Is There Anyone More Privileged than a University Professor?

If you have the misfortune of being a male with fair skin complexion in contemporary university culture, chances are you have been told to “check your privilege” – I know I have. To be fair, I grew up as the very archetype of “privilege.” Being the only child of a relatively well-to-do middle-class Caucasian family, raised as a Protestant Christian, the benefactor of a private primary and secondary education, and of course, belonging to the male sex, I never really had to face that much financial or social adversity. Sure, I have had my challenges as every human does, but I freely admit that I have not struggled as much as others have purely because of circumstance.

Nevertheless, I cannot help but cringe when I am told to check my privilege. Firstly, I find the slogan to be entirely misappropriated by people who do not seem to comprehend (or simply reject) the inherent unfairness that is life, the so-called natural lottery. I no more chose to be born into “privilege” than a person chose to be born into a disadvantaged position. Do I deserve this privilege? No more than the person born without it deserves their lot. All any of us can do is play with the cards we have been dealt and try to make the best of whatever our circumstance may be. Beyond this, it is the duty of every human being to strive for a better society, one based on the merit of an individual rather than their class/ethnicity/belief/sexuality/etc.

But this brings me to my second point, instead of trying to induce humility in the “privileged” person, the slogan is weaponized to try and produce feelings of guilt. This is wrong. I cannot change the actions of some of my ancestors, nor can I change the fact that I benefit from those actions – pure, wicked, or otherwise. I can only live my life according to what I have inherited with as much love, equity, humility, charity, and fairness as possible. I encourage everyone else to do the same.

However, all of this to say that I received an epiphany after being told to “check my privilege” by a straight, white, female professor with a Ph.D. from a top-rate American university as well as a master’s degree from an Ivy league institution.

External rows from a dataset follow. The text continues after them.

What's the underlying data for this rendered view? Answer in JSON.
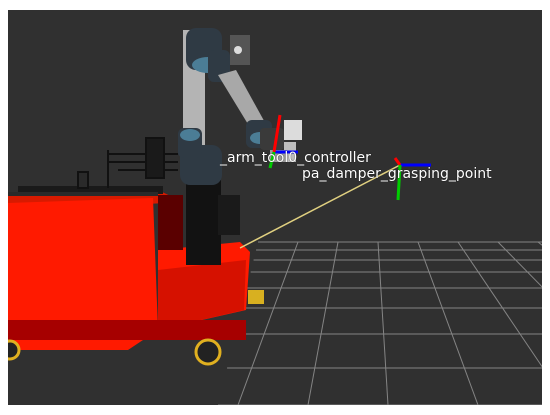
{
  "viewport": {
    "background": "#303030",
    "grid_color": "#a0a0a0"
  },
  "labels": {
    "controller_frame": "_arm_tool0_controller",
    "target_frame": "pa_damper_grasping_point"
  },
  "colors": {
    "robot_base": "#ff1a00",
    "robot_shadow": "#b00000",
    "arm_link": "#a8a8a8",
    "arm_joint": "#2f3a44",
    "joint_cap": "#4b7d96",
    "axis_x": "#ff0000",
    "axis_y": "#00cc00",
    "axis_z": "#0000ff",
    "connector_line": "#e0d080",
    "wheel": "#e0b020"
  }
}
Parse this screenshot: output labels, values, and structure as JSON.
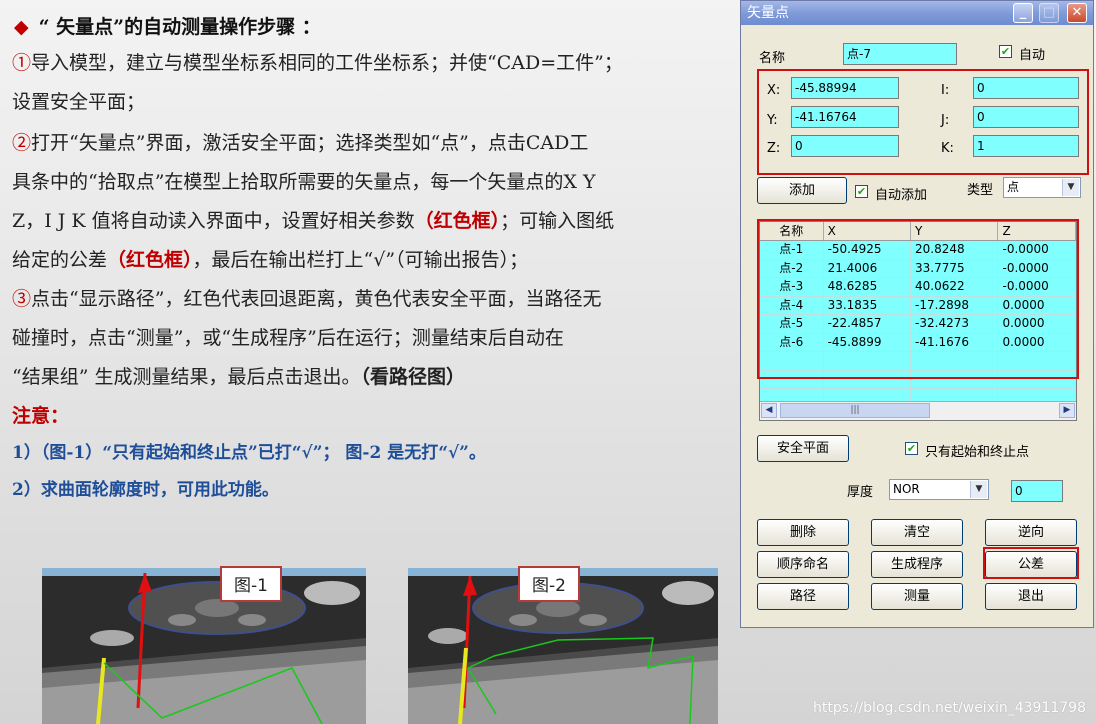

This was different than any other time I had the slogan used on me, and after some thought, the reason came to me in the form of a question: is there anyone more privileged than a university professor?

Generally, I avoid Marxist and neo-Marxist theory and dislike its usage, but I make an exception this time to expose the “progressive” bourgeoise academy whose members teach this slogan to their students while simultaneously occupying some of the most influential, prestigious, and venerated positions in modern western society, namely that of a university professor or administrator. In the age of secularism, the academy is arguably the closest thing many people have to a “religious” institution that dispenses “Truth,” and professors are by nature the mediators and wholly untouchable priestly class of this quasi-cultic affair.

Do you see the irony and unfiltered hypocrisy of a university professor telling a student to check their privilege yet? Let me make it clearer for you. The average salary of a full-time public university professor in Canada ranges from roughly $80 000 to nearly $200 000 per annum – which places them over the median income of Canadians. Furthermore, it takes a lot of “privilege” to possess the time and money, often in excess of $100 000, necessary to pursue a Ph.D. (less than 1% of Canadians hold one) which has effectually become the bar for entering the professoriate in Canada and the United States. Then, if you are fortunate enough to be part of the elite 3% of doctorate holders who become professors, a position of incalculable influence over young adults in their most formative years, you can proceed to tell them all to check their “privilege.”

Make no mistake, many professors are hardworking, dedicated, and exceptionally intelligent individuals worthy of respect and are invaluable teachers of knowledge and mentors of character. I would never try to degrade these people or their contribution to society. However, for the professors that zealously promote this slogan of “check your privilege,” I say maybe it is time for the proletariat students to rise up and demand that the bourgeois members of the “progressive” academy check their privilege. After all, is there anyone more privileged?